Perhaps there is another logging/event mechanism I missed.

How are you using these warning messages at $work?
Are you collecting your kubelet logs in something like ElasticSearch/Datadog/Loki and then monitoring for them?

Cheers :)


Unrelated:
Starting in v1.16.1, probe output is limited to 10kb:
kubernetes/kubernetes#82514
https://github.com/kubernetes/kubernetes/blob/v1.16.1/pkg/probe/exec/exec.go#L48-L72
(just a neat thing I learned)

Hi there! Thanks for pointing this out! I’ve primarily been using the logs for debugging the tool, but I had assumed the probe logs would show within the pod logs.

I’ll put together an option to manually create the event through the REST API, which may add a bit more complexity but would certain be worth the investment.

As for the logging infrastructure we us at $work, we use Sumologic-fluentd to aggregate pod and API server logs. A significant drawback to this is bumping up verbosity even one level in the cluster can rack up your bills super quickly, so I’d rather not burden users with a verbosity increase. Adding audit logging to our clusters added 2Gi a day in sumo logic.

I haven’t rolled this out in prod yet (I wrote this on my vacation) but I’m very certain a lot of changes will happen as I start to use this in production worker pods. Unfortunately my company doesn’t allow open source contributions, so this will have to be done after hours once I’m back in the office.

Appending to PID 1 stdout might work:

echo warning >> /proc/1/fd/1

It's worth testing in a Pod to see.

That might be a sensible default behavior in a Pod, or it could be opt-in and showed in the example.
It should be possible to disable as it relies on the probe having write access.

A more generic flag might work too:

--log-file=/proc/1/fd/1  # append to PID 1 stdout

I tested the idea with a basic shell script and an exec, and it seems to work:

terminal 1

# Start a pod that prints some numbers
kubectl run testpid1 --image busybox -- sh -c 'for i in $(seq 1 3600); do sleep 1; echo $i; done'
kubectl logs -f deploy/testpid1

terminal 2

# Run a separate process in that pod that appends to the pod log once
k exec -it deploy/testpid1 -- sh -c 'echo helloworld >> /proc/1/fd/1'

This seems simpler than creating Events.
The program can keep logging to both places so that the Failure Events still have logs.

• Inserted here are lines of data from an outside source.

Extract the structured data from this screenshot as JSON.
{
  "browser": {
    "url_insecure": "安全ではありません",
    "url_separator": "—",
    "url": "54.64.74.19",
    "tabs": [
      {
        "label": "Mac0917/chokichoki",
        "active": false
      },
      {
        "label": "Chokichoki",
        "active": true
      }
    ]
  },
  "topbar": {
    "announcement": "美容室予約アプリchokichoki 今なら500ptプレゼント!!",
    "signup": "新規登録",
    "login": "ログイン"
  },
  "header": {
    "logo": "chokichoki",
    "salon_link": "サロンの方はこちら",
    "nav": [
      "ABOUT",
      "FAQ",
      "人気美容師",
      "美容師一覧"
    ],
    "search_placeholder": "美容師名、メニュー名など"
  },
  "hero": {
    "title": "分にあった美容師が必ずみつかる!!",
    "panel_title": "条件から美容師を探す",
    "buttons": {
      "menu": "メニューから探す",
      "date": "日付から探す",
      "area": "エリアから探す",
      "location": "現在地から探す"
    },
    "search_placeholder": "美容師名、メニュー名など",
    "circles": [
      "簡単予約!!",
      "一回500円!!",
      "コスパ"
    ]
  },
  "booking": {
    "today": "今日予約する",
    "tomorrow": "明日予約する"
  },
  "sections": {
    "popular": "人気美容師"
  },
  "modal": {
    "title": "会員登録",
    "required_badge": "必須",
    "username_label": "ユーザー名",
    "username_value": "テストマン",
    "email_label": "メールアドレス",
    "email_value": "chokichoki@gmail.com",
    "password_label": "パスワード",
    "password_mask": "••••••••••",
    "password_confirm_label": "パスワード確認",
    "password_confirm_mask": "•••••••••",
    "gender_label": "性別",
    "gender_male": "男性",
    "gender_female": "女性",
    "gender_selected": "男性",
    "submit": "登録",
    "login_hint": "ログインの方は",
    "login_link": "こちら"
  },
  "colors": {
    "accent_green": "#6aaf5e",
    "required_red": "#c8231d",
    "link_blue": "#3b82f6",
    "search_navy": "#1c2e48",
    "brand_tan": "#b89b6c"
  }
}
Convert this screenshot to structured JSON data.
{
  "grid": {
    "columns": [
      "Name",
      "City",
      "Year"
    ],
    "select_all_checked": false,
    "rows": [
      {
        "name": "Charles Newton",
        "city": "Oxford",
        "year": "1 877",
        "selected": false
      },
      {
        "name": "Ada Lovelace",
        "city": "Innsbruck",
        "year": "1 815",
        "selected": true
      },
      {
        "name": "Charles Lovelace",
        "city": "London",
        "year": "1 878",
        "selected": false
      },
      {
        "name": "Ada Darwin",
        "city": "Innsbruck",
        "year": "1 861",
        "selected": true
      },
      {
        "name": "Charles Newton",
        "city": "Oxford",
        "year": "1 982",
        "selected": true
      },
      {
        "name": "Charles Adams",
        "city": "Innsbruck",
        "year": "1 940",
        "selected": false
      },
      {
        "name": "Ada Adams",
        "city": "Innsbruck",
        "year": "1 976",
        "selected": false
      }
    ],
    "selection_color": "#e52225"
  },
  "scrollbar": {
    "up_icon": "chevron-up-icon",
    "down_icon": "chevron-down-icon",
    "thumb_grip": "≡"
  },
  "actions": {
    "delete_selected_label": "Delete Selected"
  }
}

Great suggestions! Thank you so much for your input!

Here's a PR that allows setting the logfile along with updated documentation: #2

It also fixes a really dumb bug on my part, as I was assuming that sysinfo accounted for cgroups

Forgot to close this!

Hi @16Bitt , if I try to do

# echo warning >> /proc/1/fd/1
bash: /proc/1/fd/1: Permission denied

I get this error, is there any workaround? Thanks!